GoMo News picked up on the Rebtel sponsored Harris Interactive poll about US residents mobile phone habits. It seems that 96 million American have a smartphone. For Sweden based Rebtel that's an important market as their business is based on making it easier for having people cut their international calling costs by using the Rebtel service, and new apps they are coming out with helps make that possible.
eWeek reported on video communications hardware company Lifesize (acquired by Logitech in 2009 or so) adding a virtualized MCU. This is more along the lines of client Vidtel's "MCU Enhancer" that opens up access than Blue Jean Networks MCU Killer which was more about disintermediation, that intermediating.

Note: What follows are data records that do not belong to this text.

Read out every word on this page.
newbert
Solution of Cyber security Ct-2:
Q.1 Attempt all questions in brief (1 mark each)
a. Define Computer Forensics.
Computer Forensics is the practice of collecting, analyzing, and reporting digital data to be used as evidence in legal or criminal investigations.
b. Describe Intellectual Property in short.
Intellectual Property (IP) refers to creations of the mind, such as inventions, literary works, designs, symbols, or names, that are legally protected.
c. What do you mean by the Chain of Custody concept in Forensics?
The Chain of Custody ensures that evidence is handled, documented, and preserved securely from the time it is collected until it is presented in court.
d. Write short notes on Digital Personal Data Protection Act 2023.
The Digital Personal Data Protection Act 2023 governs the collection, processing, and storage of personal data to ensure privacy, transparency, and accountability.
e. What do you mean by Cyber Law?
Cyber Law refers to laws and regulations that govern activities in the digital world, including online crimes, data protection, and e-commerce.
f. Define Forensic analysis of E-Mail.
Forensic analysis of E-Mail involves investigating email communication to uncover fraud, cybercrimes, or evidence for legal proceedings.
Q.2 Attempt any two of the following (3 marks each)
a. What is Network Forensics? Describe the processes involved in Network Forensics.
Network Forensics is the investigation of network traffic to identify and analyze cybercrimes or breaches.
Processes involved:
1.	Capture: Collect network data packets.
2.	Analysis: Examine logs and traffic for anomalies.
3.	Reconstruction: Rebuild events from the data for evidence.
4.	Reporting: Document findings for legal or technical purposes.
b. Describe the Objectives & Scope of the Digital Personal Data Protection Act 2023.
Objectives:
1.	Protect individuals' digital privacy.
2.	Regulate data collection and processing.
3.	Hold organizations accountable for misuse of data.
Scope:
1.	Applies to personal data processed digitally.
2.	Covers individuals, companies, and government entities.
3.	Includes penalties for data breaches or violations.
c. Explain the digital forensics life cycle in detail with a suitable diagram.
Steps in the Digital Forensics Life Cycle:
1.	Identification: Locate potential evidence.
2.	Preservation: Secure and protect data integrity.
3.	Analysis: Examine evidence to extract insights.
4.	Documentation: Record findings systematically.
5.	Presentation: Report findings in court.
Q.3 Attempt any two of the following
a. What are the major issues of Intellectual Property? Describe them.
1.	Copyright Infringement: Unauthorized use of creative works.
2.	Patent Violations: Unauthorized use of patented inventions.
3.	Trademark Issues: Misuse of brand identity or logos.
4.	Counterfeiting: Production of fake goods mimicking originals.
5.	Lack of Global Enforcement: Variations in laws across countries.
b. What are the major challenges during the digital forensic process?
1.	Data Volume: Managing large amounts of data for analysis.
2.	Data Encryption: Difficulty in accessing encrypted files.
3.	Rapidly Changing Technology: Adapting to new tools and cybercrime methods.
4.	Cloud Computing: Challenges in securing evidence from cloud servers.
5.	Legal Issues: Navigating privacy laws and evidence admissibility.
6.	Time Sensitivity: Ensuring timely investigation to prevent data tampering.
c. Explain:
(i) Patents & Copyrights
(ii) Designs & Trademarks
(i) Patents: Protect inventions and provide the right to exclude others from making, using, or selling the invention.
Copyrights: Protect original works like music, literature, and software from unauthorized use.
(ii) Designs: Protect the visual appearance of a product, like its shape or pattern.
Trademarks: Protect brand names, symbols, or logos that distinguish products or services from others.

Telappliant thinks that 4G (meaning LTE) could be the catalyst for rural market VoIP adoption. Here's my twin spin take on that. Blessing. Curse. Right now we have data bundles that make the cost of a VoIP call not as cheap as free. You still pay for the data and you may be paying for the call. As a matter of fact if both people are on LTE and getting a call over Skype we have the return of the Nextel model of push to talk where each party was getting charged. Talk about a two sided business model..Yikes. But then there's the benefits. Using CounterPath's Bria on my iPad or iPhone and being on a real 4G or LTE network (like when I was in Portugal) and TurboBridge or ZIPDX, both of which support g.722 wideband audio for conferenc calls or when making a Skype to Skype call with Skype's super-wide band SILK codec, the call quality blows away anything currently offered by the mobile or wireline operators, so yes there's a benefit. But at what cost?
Last but not least, AOL's HUFFINGTON POST has news on the new CameraMan feature of Google Hangouts, which lets producers pre-screen who's on camera next. Hangouts is an ambitious project for Google as they want to be the new community of video content and by doing so, are enabling all kinds of parallel content to be created, much in keeping with what former client LiveStream is doing. This is interactive TV in what really is it's first true incarnation. Google is wrapping social, search and real time to what they have, and built it by seeing how people use Hangouts. Randy Resnick at VoIP User Conference has been a proponant of Hangouts for sometime, and I am not far behind. To me, Hangouts represents a new era in journalism.
Anyone ready for a VoIP Hangout session?